Reading recommendations from our staff this week give you a window into the world of urban opportunity. Kick off your weekend with a new collection of essays that seek to answer the question, “What makes a Just City?” Then, explore stories of how data, both qualitative and quantitative, are being used by change-makers and civic leaders to get dramatically better results for low-income people, faster.
Recommended by Nadia Owusu, Assistant Director, Strategic Communications and Storytelling
The J. Max Bond Center on Design for the Just City at the City College of New York, The Nature of Cities, and Next City partnered to curate this collection of essays exploring what a ‘just city’ would look like and what it would take to create one. Contributors include architects, mayors, artists, doctors, designers, scholars, philanthropists, ecologists, urban planners, community activists, and our own CEO Ben Hecht. At Living Cities, we believe that everyone has a role to play in creating a just city, so we encourage folks to share their own reflections in the comments section, and to join the conversation on social media using #justcity.

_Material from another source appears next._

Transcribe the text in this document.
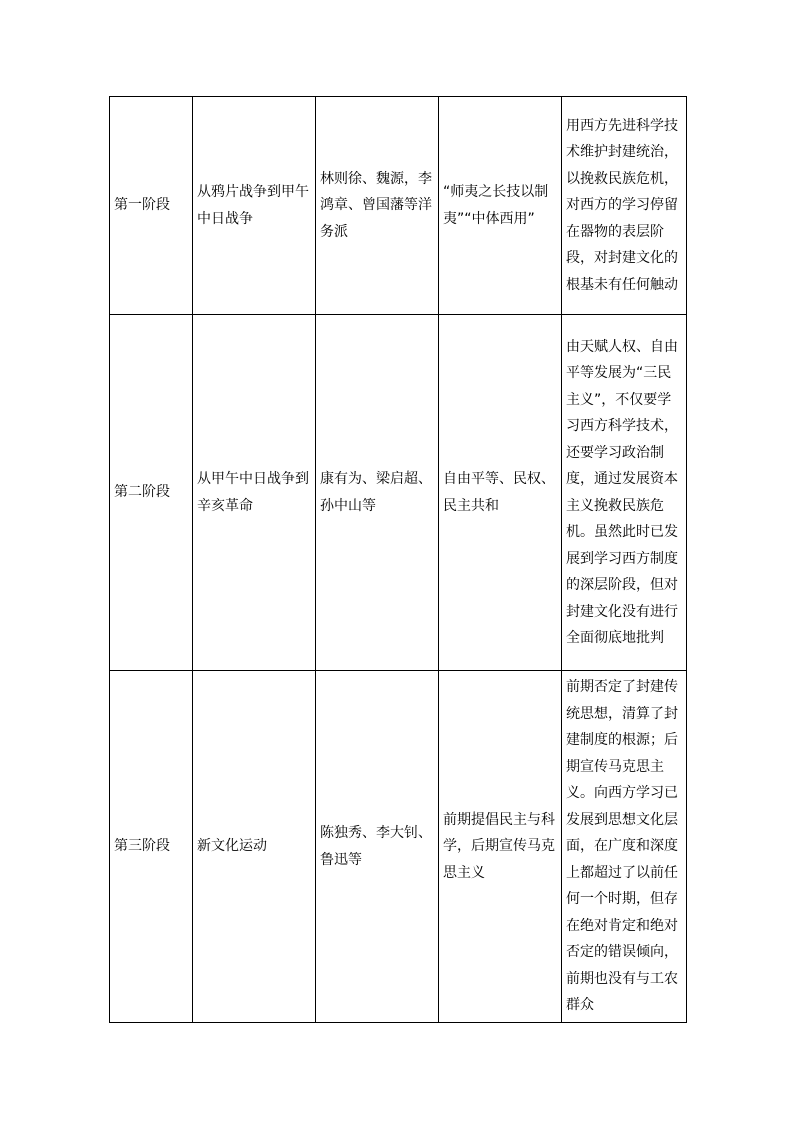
第一阶段	从鸦片战争到甲午中日战争	林则徐、魏源，李鸿章、曾国藩等洋务派	“师夷之长技以制夷”“中体西用”	用西方先进科学技术维护封建统治，以挽救民族危机，对西方的学习停留在器物的表层阶段，对封建文化的根基未有任何触动
第二阶段	从甲午中日战争到辛亥革命	康有为、梁启超、孙中山等	自由平等、民权、民主共和	由天赋人权、自由平等发展为“三民主义”，不仅要学习西方科学技术，还要学习政治制度，通过发展资本主义挽救民族危机。虽然此时已发展到学习西方制度的深层阶段，但对封建文化没有进行全面彻底地批判
第三阶段	新文化运动	陈独秀、李大钊、鲁迅等	前期提倡民主与科学，后期宣传马克思主义	前期否定了封建传统思想，清算了封建制度的根源；后期宣传马克思主义。向西方学习已发展到思想文化层面，在广度和深度上都超过了以前任何一个时期，但存在绝对肯定和绝对否定的错误倾向，前期也没有与工农群众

Building Many Stories into Collective Impact - By Sheri Brady, Aspen Forum for Community Solutions
Recommended by Jeff Raderstrong, Program Associate, Collective Impact
How do you avoid the “danger of a single story” in collective impact? Sometimes, a community representative in a cross-sector partnership can represent only one perspective of that community, and not the full depth and breadth of the needs and desires of that community. Sheri Brady says that to achieve true equity in collective impact, “all perspectives and voices must be able to enter into the conversation in full voice.”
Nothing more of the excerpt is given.